Saxo Bank’s has released a new FX portfolio model that offers a way to reduce total portfolio volatility in the wake of the stock market rally that saw many investors turn away from forex trading.

“Many investors are staying out of the forex market – either because they lost money and have given up, or because they simply don’t know where to put their money,” says David Karsbl, chief economist and member of the Saxo strategy team that created the model for the strategy and commentary website.

“The Saxo Bank Forex Portfolio Model is a way of re-activating this idle money by applying them in a low-cost and relatively low risk fashion,” he says.

The portfolio model is based on the Saxo Bank Fundamental Indices that measure the underlying economic strength – contraction or expansion – of 10 currencies: NZD, AUD, CAD, JPY, EUR, GBP, USD, CHF, SEK, and NOK. This should give a theoretical 45 possible currency crosses, but the model subtracts the 12 most illiquid and expensive to trade and looks at 33.

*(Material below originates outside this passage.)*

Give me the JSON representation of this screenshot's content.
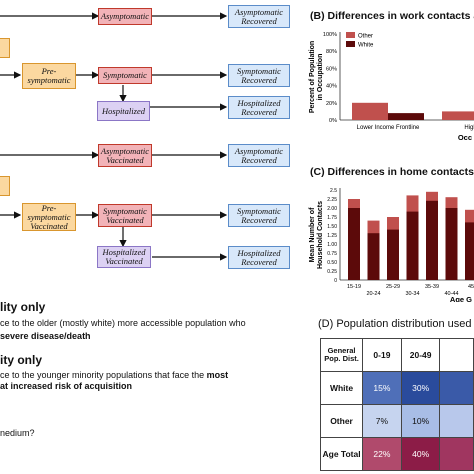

The allocation signals are generated by the spreads in the fundamental indices. The idea is to always allocate more capital to the currencies with a relatively strong economic activity or positive rate outlook and fund the positions by going short on the currencies with weak economic activity or rate outlook.

The model allocates capital after changes in the spreads between the fundamental indices. For instance, if the Eurozone Fundamental Index suddenly drops relative to the US Fundamental Index, the model – everything else being equal – would reduce exposure to EURUSD. Additionally, positions are scaled up or down according to the volatility of the currency crosses in question so that the expected risk-adjusted return for positions in EURCHF, for example, is the same as for positions in EURCAD.

“The model is always well diversified and is always in the market,” says Karsbl. “It is therefore not exposed to timing issues.”

The model doesn’t use stops, since the overall volatility of returns tends to be low, particularly on single leverage. Returns tend to be almost completely uncorrelated to returns in stock and other risky asset classes, Saxo Bank says. In back testing since 1991, the model has produced annual returns of 5.34% using single leverage, 10.58% using double leverage and 15.67% with triple leverage.

“If the back-testing is indicative of future returns, it would make a lot of sense to use part of one’s portfolio to allocate to the FX Model and thereby decrease overall portfolio volatility without lowering returns too much or at all, depending on the leverage used,” Karsbl adds.

The model can be used on any platform. The weights in the total FX allocation can be downloaded on the site every month after the model has been updated.